Les traqueurs (et traqueuses) de transphobes

Je vais faire des jaloux, je sais. J’ai eu droit à une consultation psychiatrique gratuite. Quand on connaît les prix qu’ils vous réclament, ça ne se refuse pas. C’est la médecin psychiatre Marie-Êve Cotton, souvent vue à la télé, qui s’est portée volontaire. Sur sa page Facebook elle a, à distance, relevé de graves symptômes.

“Lisée ne fait pas la distinction entre sexe et genre, entre autres inepties (sic). Au-delà du ridicule du propos, il comporte un élément essentiel de l’homophobie et de la transphobie: le sentiment de menace à l’identité hétérosexuelle et cisgenre que ressentent malheureusement certains hommes.
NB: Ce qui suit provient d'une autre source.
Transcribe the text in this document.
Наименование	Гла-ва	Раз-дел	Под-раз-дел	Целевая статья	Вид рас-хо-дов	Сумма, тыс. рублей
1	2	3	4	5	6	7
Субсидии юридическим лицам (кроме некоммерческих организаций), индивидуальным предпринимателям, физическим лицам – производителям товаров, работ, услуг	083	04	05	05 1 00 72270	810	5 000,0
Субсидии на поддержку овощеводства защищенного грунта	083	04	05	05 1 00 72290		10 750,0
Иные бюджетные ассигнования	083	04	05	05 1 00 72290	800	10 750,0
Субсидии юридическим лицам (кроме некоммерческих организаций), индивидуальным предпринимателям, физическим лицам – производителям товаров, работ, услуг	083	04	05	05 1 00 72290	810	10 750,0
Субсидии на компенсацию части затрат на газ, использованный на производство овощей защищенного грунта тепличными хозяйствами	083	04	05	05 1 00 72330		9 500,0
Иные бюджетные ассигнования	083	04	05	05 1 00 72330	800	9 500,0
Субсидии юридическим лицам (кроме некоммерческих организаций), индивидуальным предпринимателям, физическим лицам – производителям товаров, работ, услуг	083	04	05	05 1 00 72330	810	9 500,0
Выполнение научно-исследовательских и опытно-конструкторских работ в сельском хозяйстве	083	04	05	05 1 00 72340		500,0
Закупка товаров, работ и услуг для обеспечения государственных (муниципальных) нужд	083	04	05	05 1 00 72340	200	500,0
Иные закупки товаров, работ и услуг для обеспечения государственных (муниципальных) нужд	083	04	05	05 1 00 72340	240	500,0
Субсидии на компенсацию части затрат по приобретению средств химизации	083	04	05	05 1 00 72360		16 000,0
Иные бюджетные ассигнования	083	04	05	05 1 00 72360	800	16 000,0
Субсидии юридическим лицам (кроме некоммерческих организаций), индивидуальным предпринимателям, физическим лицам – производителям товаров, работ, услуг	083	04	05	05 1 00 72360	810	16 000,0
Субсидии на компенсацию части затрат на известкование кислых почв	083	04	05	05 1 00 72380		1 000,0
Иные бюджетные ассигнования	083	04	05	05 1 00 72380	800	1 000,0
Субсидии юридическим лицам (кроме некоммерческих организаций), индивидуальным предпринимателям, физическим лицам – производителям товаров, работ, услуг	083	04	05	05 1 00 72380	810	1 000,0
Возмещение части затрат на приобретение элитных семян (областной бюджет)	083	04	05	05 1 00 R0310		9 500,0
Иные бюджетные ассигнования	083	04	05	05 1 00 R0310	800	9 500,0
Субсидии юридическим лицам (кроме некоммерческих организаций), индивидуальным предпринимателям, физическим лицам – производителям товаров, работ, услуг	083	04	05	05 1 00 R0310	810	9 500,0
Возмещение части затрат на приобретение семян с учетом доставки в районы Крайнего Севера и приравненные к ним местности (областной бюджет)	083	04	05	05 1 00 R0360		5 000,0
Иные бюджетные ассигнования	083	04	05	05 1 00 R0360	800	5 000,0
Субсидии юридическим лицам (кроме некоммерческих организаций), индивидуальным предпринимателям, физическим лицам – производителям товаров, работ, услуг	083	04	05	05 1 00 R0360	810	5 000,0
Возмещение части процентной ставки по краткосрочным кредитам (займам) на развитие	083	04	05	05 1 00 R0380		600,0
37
Je le dis le plus sérieusement du monde aux hommes cisgenres hétérosexuels qui se sentent personnellement menacés par l’enseignement de la tolérance envers les autres orientations sexuelles et identités de genre aux jeunes dans les écoles: le problème n’est pas l’éducation sexuelle aux enfants, c’est votre profonde insécurité personnelle. Pour votre propre bien et celui du reste de la société, pensez à faire un gros travail psychologique personnel à ce niveau.” 

Je cite la Dr Cotton, dont je ne mets nullement en cause l’équilibre mental, car au-delà de son intérêt pour ma petite personne, sa posture est symptomatique de l’intransigeance d’intervenants impliqués dans ce débat. On lisait samedi Martine Delvaux affirmer que ceux qui interrogent la théorie du genre sont les équivalents modernes des brûleurs de sorcière. L’activisme trans ne se limite pas à l’échange épistolaire. Il utilise des leviers administratifs et légaux pour faire taire l’expression de points de vue différents.

Annuler une infirmière. Ce mois-ci en Colombie-Britannique, Amy Eileen Hamm risque de perdre son droit de pratique pour avoir affirmé que le sexe existe, qu’il a des conséquences biologiques et que les droits des femmes doivent prévaloir sur certaines revendications trans. Puisque c’est aussi la position de l’auteure J.K. Rowling, elle avait payé pour la pose d’un grand panneau “I Love JK Rowling”. Des gens outrés ont jeté de la peinture sur l’affiche, retirée le lendemain. Des plaintes pour “affirmations médicalement fausses” ont été portées par des militants, et rejetées par l’ordre des infirmières et sages-femmes, mais les plaintes, anonymes, pour transphobie et propos haineux subsistent..

Le cas n’est pas unique. Les ordres professionnels de la santé reçoivent désormais régulièrement des plaintes pour toute déclaration s’écartant de la rectitude des activistes trans. Dans un texte franc, lucide et courageux publié sur sa page Facebook sur la réalité de la dysphorie et les dangers de l’activisme trans, la sexologue Jocelyne Robert révèle avoir été l’objet de trois plaintes, rejetées par son ordre professionnel, pour avoir osé dire que la mouvance transgenre pouvait inciter des enfants et ados à s’en réclamer, puisqu’ils sont, compte tenu de leur âge, influencables. 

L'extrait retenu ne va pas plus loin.